Note de l’Institut
Les archives de l’I.P.M. attestent qu’à une époque aujourd’hui difficile à dater, les organisations produisaient beaucoup de formations destinées à expliquer aux personnes comment elles auraient dû se comporter dans des situations que personne n’avait encore rencontrées.
Le dispositif semblait rassurant.
Son efficacité reste discutée.
Un cours, vraiment ?
Le mot est volontairement un peu suspect.
Un cours suppose généralement que quelqu’un sache quelque chose et entreprenne de le transmettre à quelqu’un qui ne le sait pas encore.
Cette logique fonctionne remarquablement bien pour apprendre une langue, une technique, une règle ou un savoir stabilisé.
Elle devient plus délicate lorsqu’il s’agit d’une organisation.
Car une organisation n’est jamais exactement la situation décrite dans un livre. Elle possède son histoire, ses habitudes, ses relations, ses contraintes, ses certitudes, ses protections et ses façons particulières de donner du sens à ce qui lui arrive.
Ce qui fonctionne ici peut échouer ailleurs.
Et ce qui a fonctionné hier peut devenir demain précisément ce qui empêche d’avancer.
Les cours de l’I.P.M. partent donc d’une autre hypothèse : transmettre ne consiste pas nécessairement à fournir la bonne réponse.
Il peut être plus utile de transmettre une façon de mieux regarder la question.
Vous ne trouverez donc pas ici de recette
Ces cours ne vous diront pas comment obtenir l’adhésion au changement en cinq étapes.
Ils ne promettront pas davantage de supprimer les résistances, de rendre toute décision rapide ou de transformer chaque équipe en collectif enthousiaste avant vendredi soir.
Non par manque d’ambition.
Mais parce qu’une recette commence souvent par retirer de la situation précisément ce qui la rend intéressante : son contexte.
Une méthode peut fournir un repère. Un modèle peut permettre de distinguer quelque chose qui nous échappait. Un outil peut faciliter une conversation ou une décision.
Aucun d’eux ne dispense cependant d’observer ce qui se passe réellement lorsque nous l’utilisons.
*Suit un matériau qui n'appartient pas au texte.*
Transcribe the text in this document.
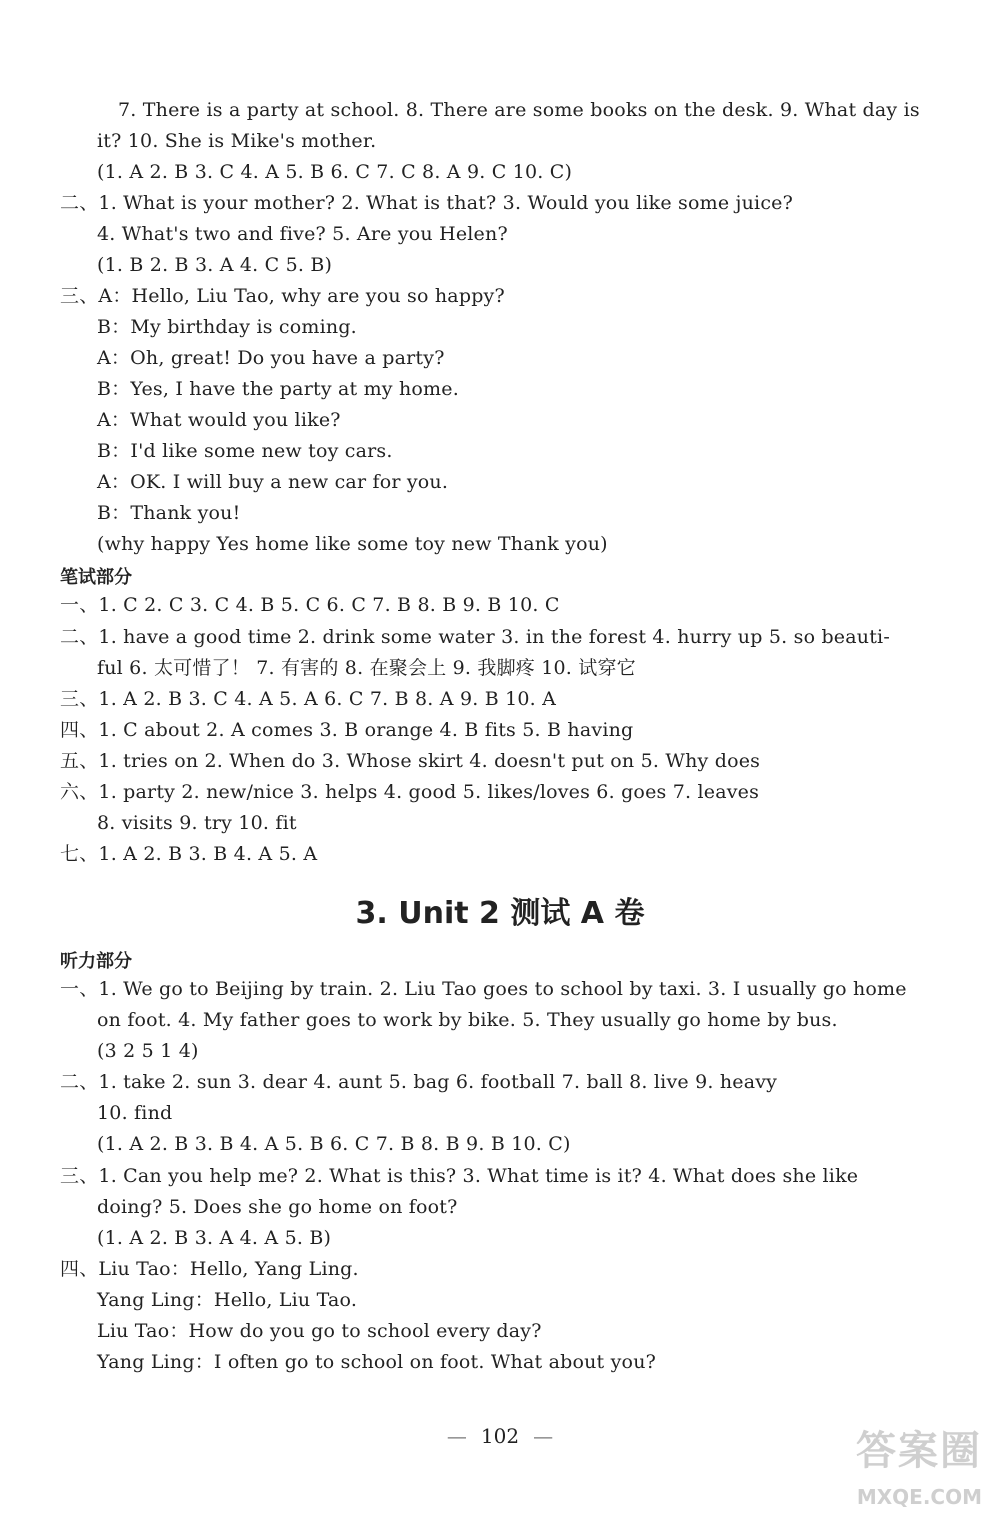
7. There is a party at school. 8. There are some books on the desk. 9. What day is
it? 10. She is Mike's mother.
(1. A 2. B 3. C 4. A 5. B 6. C 7. C 8. A 9. C 10. C)
二、1. What is your mother? 2. What is that? 3. Would you like some juice?
4. What's two and five? 5. Are you Helen?
(1. B 2. B 3. A 4. C 5. B)
三、A：Hello, Liu Tao, why are you so happy?
B：My birthday is coming.
A：Oh, great! Do you have a party?
B：Yes, I have the party at my home.
A：What would you like?
B：I'd like some new toy cars.
A：OK. I will buy a new car for you.
B：Thank you!
(why happy Yes home like some toy new Thank you)
一、1. C 2. C 3. C 4. B 5. C 6. C 7. B 8. B 9. B 10. C
二、1. have a good time 2. drink some water 3. in the forest 4. hurry up 5. so beauti-
ful 6. 太可惜了！ 7. 有害的 8. 在聚会上 9. 我脚疼 10. 试穿它
三、1. A 2. B 3. C 4. A 5. A 6. C 7. B 8. A 9. B 10. A
四、1. C about 2. A comes 3. B orange 4. B fits 5. B having
五、1. tries on 2. When do 3. Whose skirt 4. doesn't put on 5. Why does
六、1. party 2. new/nice 3. helps 4. good 5. likes/loves 6. goes 7. leaves
8. visits 9. try 10. fit
七、1. A 2. B 3. B 4. A 5. A
一、1. We go to Beijing by train. 2. Liu Tao goes to school by taxi. 3. I usually go home
on foot. 4. My father goes to work by bike. 5. They usually go home by bus.
(3 2 5 1 4)
二、1. take 2. sun 3. dear 4. aunt 5. bag 6. football 7. ball 8. live 9. heavy
10. find
(1. A 2. B 3. B 4. A 5. B 6. C 7. B 8. B 9. B 10. C)
三、1. Can you help me? 2. What is this? 3. What time is it? 4. What does she like
doing? 5. Does she go home on foot?
(1. A 2. B 3. A 4. A 5. B)
四、Liu Tao：Hello, Yang Ling.
Yang Ling：Hello, Liu Tao.
Liu Tao：How do you go to school every day?
Yang Ling：I often go to school on foot. What about you?
笔试部分
3. Unit 2 测试 A 卷
听力部分
— 102 —	答案圈
MXQE.COM
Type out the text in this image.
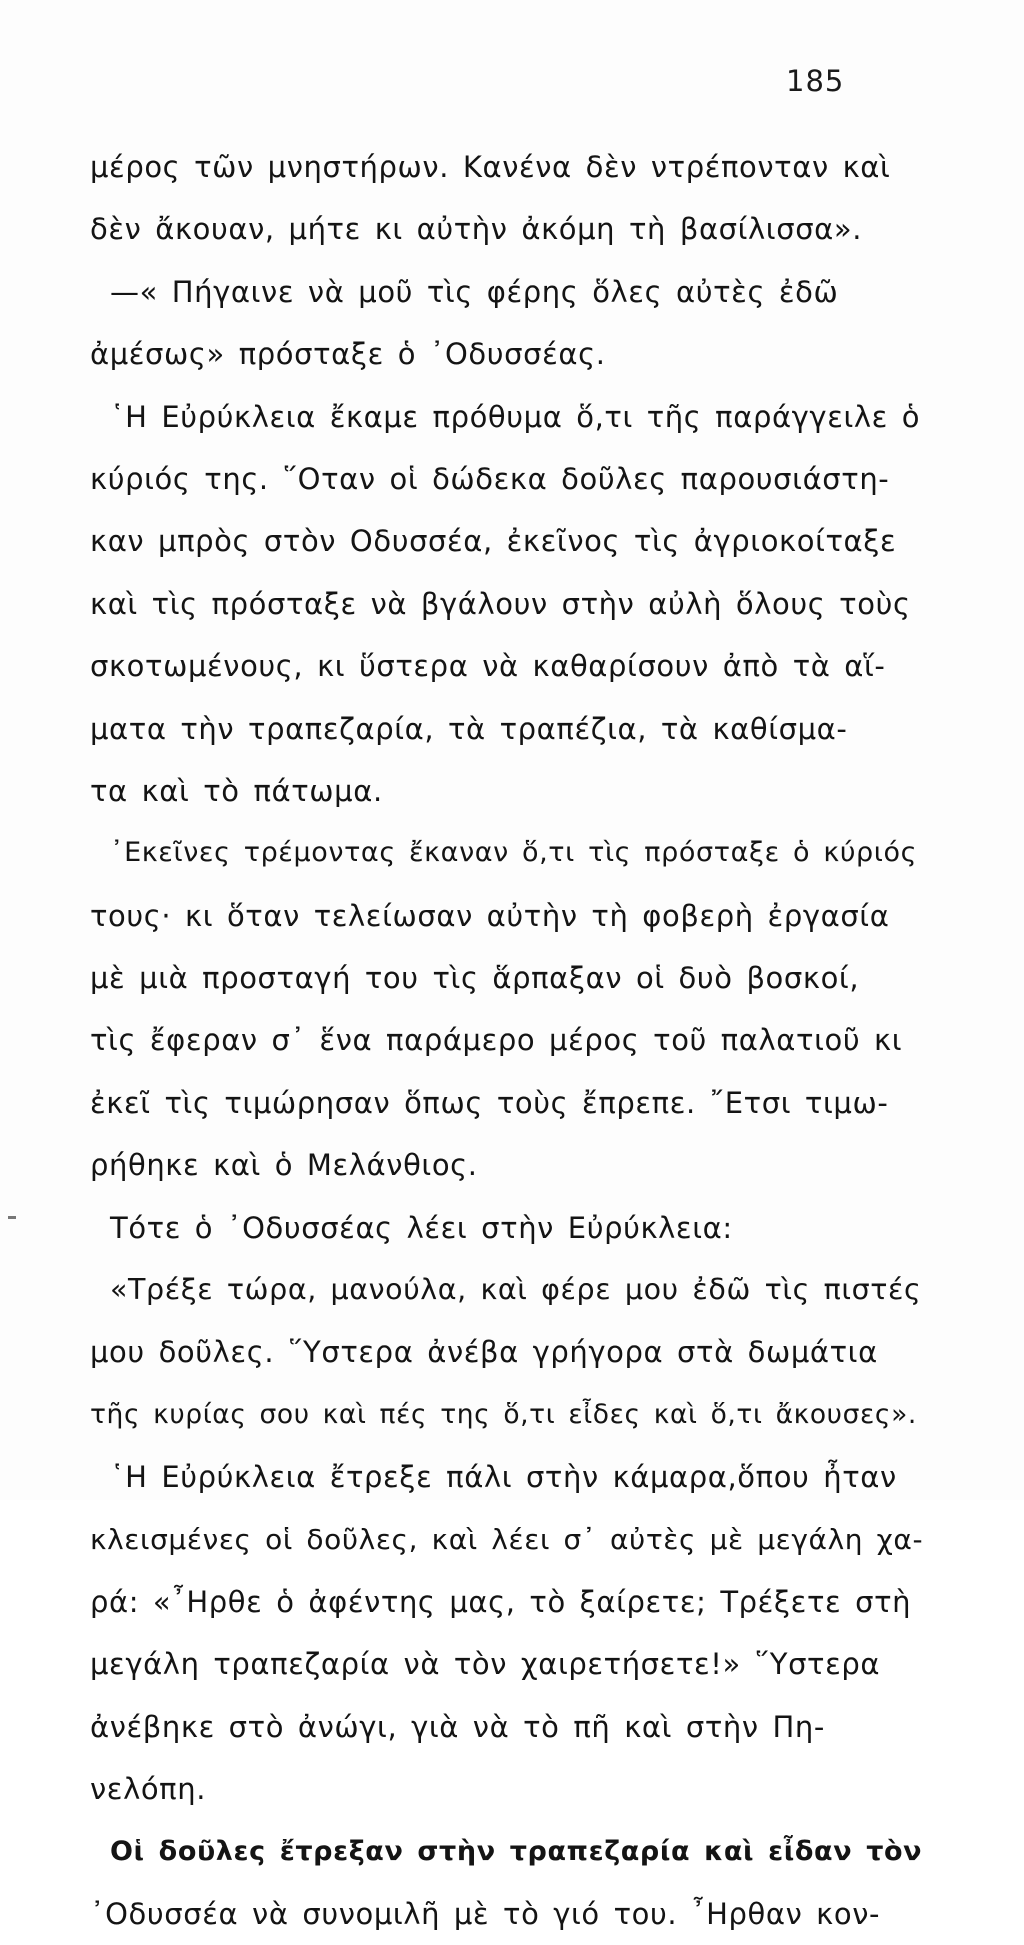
185
μέρος τῶν μνηστήρων. Κανένα δὲν ντρέπονταν καὶ
δὲν ἄκουαν, μήτε κι αὐτὴν ἀκόμη τὴ βασίλισσα».
—« Πήγαινε νὰ μοῦ τὶς φέρης ὅλες αὐτὲς ἐδῶ
ἀμέσως» πρόσταξε ὁ ᾿Οδυσσέας.
῾Η Εὐρύκλεια ἔκαμε πρόθυμα ὅ,τι τῆς παράγγειλε ὁ
κύριός της. ῞Οταν οἱ δώδεκα δοῦλες παρουσιάστη-
καν μπρὸς στὸν Οδυσσέα, ἐκεῖνος τὶς ἀγριοκοίταξε
καὶ τὶς πρόσταξε νὰ βγάλουν στὴν αὐλὴ ὅλους τοὺς
σκοτωμένους, κι ὕστερα νὰ καθαρίσουν ἀπὸ τὰ αἵ-
ματα τὴν τραπεζαρία, τὰ τραπέζια, τὰ καθίσμα-
τα καὶ τὸ πάτωμα.
᾿Εκεῖνες τρέμοντας ἔκαναν ὅ,τι τὶς πρόσταξε ὁ κύριός
τους· κι ὅταν τελείωσαν αὐτὴν τὴ φοβερὴ ἐργασία
μὲ μιὰ προσταγή του τὶς ἅρπαξαν οἱ δυὸ βοσκοί,
τὶς ἔφεραν σ᾿ ἕνα παράμερο μέρος τοῦ παλατιοῦ κι
ἐκεῖ τὶς τιμώρησαν ὅπως τοὺς ἔπρεπε. ῎Ετσι τιμω-
ρήθηκε καὶ ὁ Μελάνθιος.
Τότε ὁ ᾿Οδυσσέας λέει στὴν Εὐρύκλεια:
«Τρέξε τώρα, μανούλα, καὶ φέρε μου ἐδῶ τὶς πιστές
μου δοῦλες. ῞Υστερα ἀνέβα γρήγορα στὰ δωμάτια
τῆς κυρίας σου καὶ πές της ὅ,τι εἶδες καὶ ὅ,τι ἄκουσες».
῾Η Εὐρύκλεια ἔτρεξε πάλι στὴν κάμαρα,ὅπου ἦταν
κλεισμένες οἱ δοῦλες, καὶ λέει σ᾿ αὐτὲς μὲ μεγάλη χα-
ρά: «῏Ηρθε ὁ ἀφέντης μας, τὸ ξαίρετε; Τρέξετε στὴ
μεγάλη τραπεζαρία νὰ τὸν χαιρετήσετε!» ῞Υστερα
ἀνέβηκε στὸ ἀνώγι, γιὰ νὰ τὸ πῆ καὶ στὴν Πη-
νελόπη.
Οἱ δοῦλες ἔτρεξαν στὴν τραπεζαρία καὶ εἶδαν τὸν
᾿Οδυσσέα νὰ συνομιλῆ μὲ τὸ γιό του. ῏Ηρθαν κον-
La question ne sera donc pas seulement :
« Est-ce que cette méthode est bonne ? »
mais aussi :
« Que produit-elle ici ? »
Trois choses, principalement
Des cadres
Un cadre est une manière de regarder une situation.
Il sélectionne certains éléments, en relie d’autres et en laisse nécessairement quelques-uns dans l’ombre.
Changer de cadre ne signifie pas que le précédent était faux.
Cela signifie parfois simplement qu’il ne permettait plus de voir ce dont nous avions besoin.
Les cours proposeront donc différents cadres de lecture : systémique, complexité, croyances, langage, interactions, décision, transformation…
Non pour déterminer lequel est vrai, mais pour observer ce que chacun permet de rendre visible.
Des déplacements
Un déplacement n’est pas nécessairement un changement spectaculaire.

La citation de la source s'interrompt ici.